Colonialism works too well

Sunday, August 23rd, 2009

The US State Department — with its satellites in the “international community” — could rule the Third World, if it wanted to, Mencius Moldbug asserts — but the current situation is a perfect reflection of bureaucratic imperatives:

Bureaucracies tend to maximize their impact. They are often quite shy about expanding their authority, especially if it is formal authority — because once you take authority over something, you have essentially taken responsibility for it. Bureaucracies are not fond of responsibility. Who wants to be responsible for the Third World?

Perhaps the dirtiest secret of decolonialization is that bureaucracies prefer the postcolonial model to the colonial model, “advice” and “aid” to actual rule, because the postcolonial model generates more jobs. Vastly more Westerners are involved in failing to run the Third World, than ran thee same countries successfully when they were colonies.

For example, to run Egypt — a country of 10 million people, then — Cromer had about 1000 British civil servants. If you count all the Western diplomats, development experts, NGOistas, and the like, for whom the present parlous state of Egypt provides employment, how many do you get? A lot more than 1 per 10,000 Egyptians, I suspect. How many Westerners are employed in bandaging and rebandaging the permanent ulcer of Africa? Um, a lot.

The Third World, as a government program, is just another permanent money hole on the balance sheet of the developed world. Just as with any business they operate, governments — Western governments — have turned their colonies into operations whose goal is to employ as many civil servants as possible. Any type of efficiency or success is a menace to these programs, not a boon.

Good government is always small government, and small government does not scale as a jobs program. If you have one Canadian Cromer running Guantanamo City like a startup, there is no room for everyone’s students to go to Toronto and get jobs. You probably don’t need more than a hundred Canadians to rule Guantanamo City. Colonial regimes are simply too good — they achieved remarkable and unprecedented bureaucrat-to-subject ratios.
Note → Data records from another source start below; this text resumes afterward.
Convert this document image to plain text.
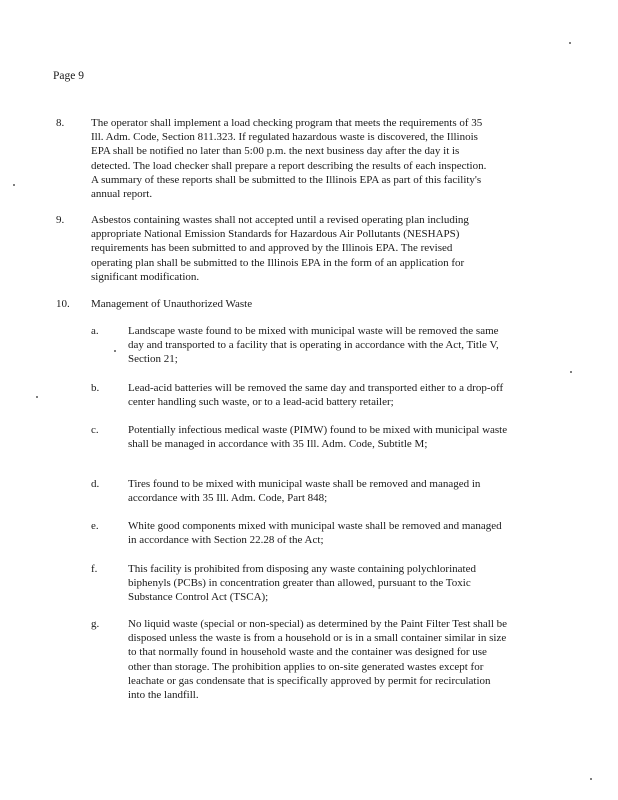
Page 9
8.	The operator shall implement a load checking program that meets the requirements of 35 Ill. Adm. Code, Section 811.323. If regulated hazardous waste is discovered, the Illinois EPA shall be notified no later than 5:00 p.m. the next business day after the day it is detected. The load checker shall prepare a report describing the results of each inspection. A summary of these reports shall be submitted to the Illinois EPA as part of this facility's annual report.
9.	Asbestos containing wastes shall not accepted until a revised operating plan including appropriate National Emission Standards for Hazardous Air Pollutants (NESHAPS) requirements has been submitted to and approved by the Illinois EPA. The revised operating plan shall be submitted to the Illinois EPA in the form of an application for significant modification.
10.	Management of Unauthorized Waste
a.	Landscape waste found to be mixed with municipal waste will be removed the same day and transported to a facility that is operating in accordance with the Act, Title V, Section 21;
b.	Lead-acid batteries will be removed the same day and transported either to a drop-off center handling such waste, or to a lead-acid battery retailer;
c.	Potentially infectious medical waste (PIMW) found to be mixed with municipal waste shall be managed in accordance with 35 Ill. Adm. Code, Subtitle M;
d.	Tires found to be mixed with municipal waste shall be removed and managed in accordance with 35 Ill. Adm. Code, Part 848;
e.	White good components mixed with municipal waste shall be removed and managed in accordance with Section 22.28 of the Act;
f.	This facility is prohibited from disposing any waste containing polychlorinated biphenyls (PCBs) in concentration greater than allowed, pursuant to the Toxic Substance Control Act (TSCA);
g.	No liquid waste (special or non-special) as determined by the Paint Filter Test shall be disposed unless the waste is from a household or is in a small container similar in size to that normally found in household waste and the container was designed for use other than storage. The prohibition applies to on-site generated wastes except for leachate or gas condensate that is specifically approved by permit for recirculation into the landfill.
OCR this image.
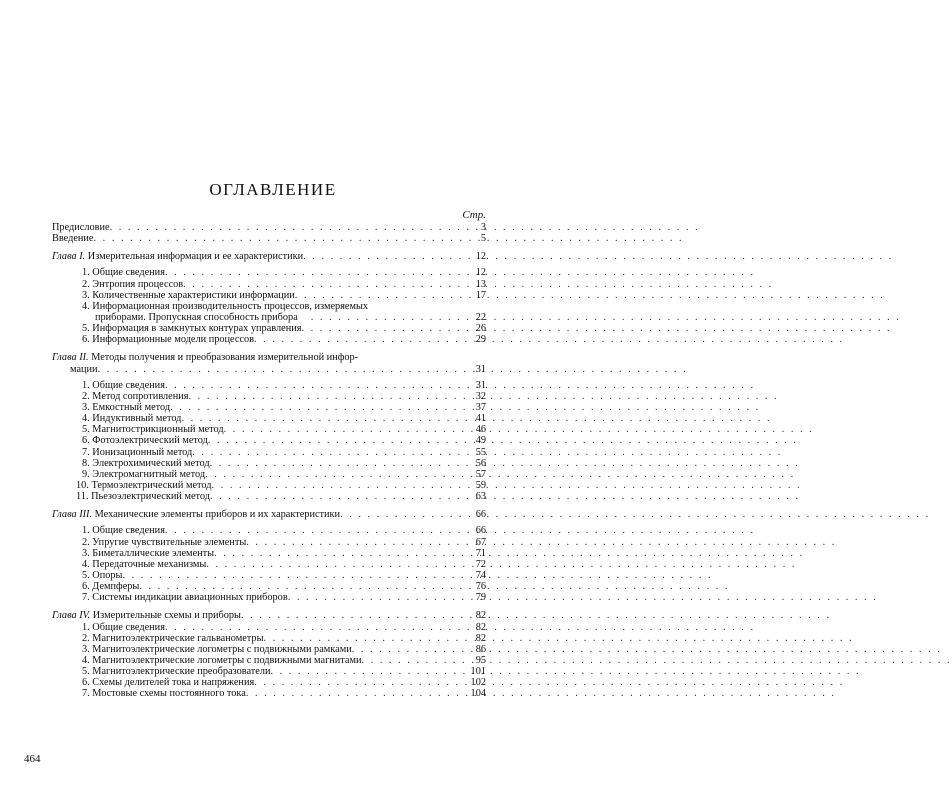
ОГЛАВЛЕНИЕ
Стр.
Предисловие . . .	3
Введение . . .	5
Глава I. Измерительная информация и ее характеристики . . .	12
1. Общие сведения . . .	12
2. Энтропия процессов . . .	13
3. Количественные характеристики информации . . .	17
4. Информационная производительность процессов, измеряемых
приборами. Пропускная способность прибора . . .	22
5. Информация в замкнутых контурах управления . . .	26
6. Информационные модели процессов . . .	29
Глава II. Методы получения и преобразования измерительной инфор-
мации . . .	31
1. Общие сведения . . .	31
2. Метод сопротивления . . .	32
3. Емкостный метод . . .	37
4. Индуктивный метод . . .	41
5. Магнитострикционный метод . . .	46
6. Фотоэлектрический метод . . .	49
7. Ионизационный метод . . .	55
8. Электрохимический метод . . .	56
9. Электромагнитный метод . . .	57
10. Термоэлектрический метод . . .	59
11. Пьезоэлектрический метод . . .	63
Глава III. Механические элементы приборов и их характеристики . . .	66
1. Общие сведения . . .	66
2. Упругие чувствительные элементы . . .	67
3. Биметаллические элементы . . .	71
4. Передаточные механизмы . . .	72
5. Опоры . . .	74
6. Демпферы . . .	76
7. Системы индикации авиационных приборов . . .	79
Глава IV. Измерительные схемы и приборы . . .	82
1. Общие сведения . . .	82
2. Магнитоэлектрические гальванометры . . .	82
3. Магнитоэлектрические логометры с подвижными рамками . . .	86
4. Магнитоэлектрические логометры с подвижными магнитами . . .	95
5. Магнитоэлектрические преобразователи . . .	101
6. Схемы делителей тока и напряжения . . .	102
7. Мостовые схемы постоянного тока . . .	104
464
Whereas if the Canadians say “yes” to the Guantanamo People’s Party, allows elections, and thus replaces the professional Canadian administrators with illiterate Haitian demagogues, they create a jobs boom in the Guantanamo-advising business. For every administrative position that disappears, ten will be created in aid and development assistance. It may not be in the interest of Canada, or Guantanamo City, to bring about this change — indeed, it isn’t. But it is surely in the interest of whatever Canadian agency is running Guantanamo City.

Thus the practical problem with “charter cities” is that no one wants them: not the host regime, not the international regime. For both, they simply work too well. Colonialism had to die not because it didn’t work, but because it worked too well.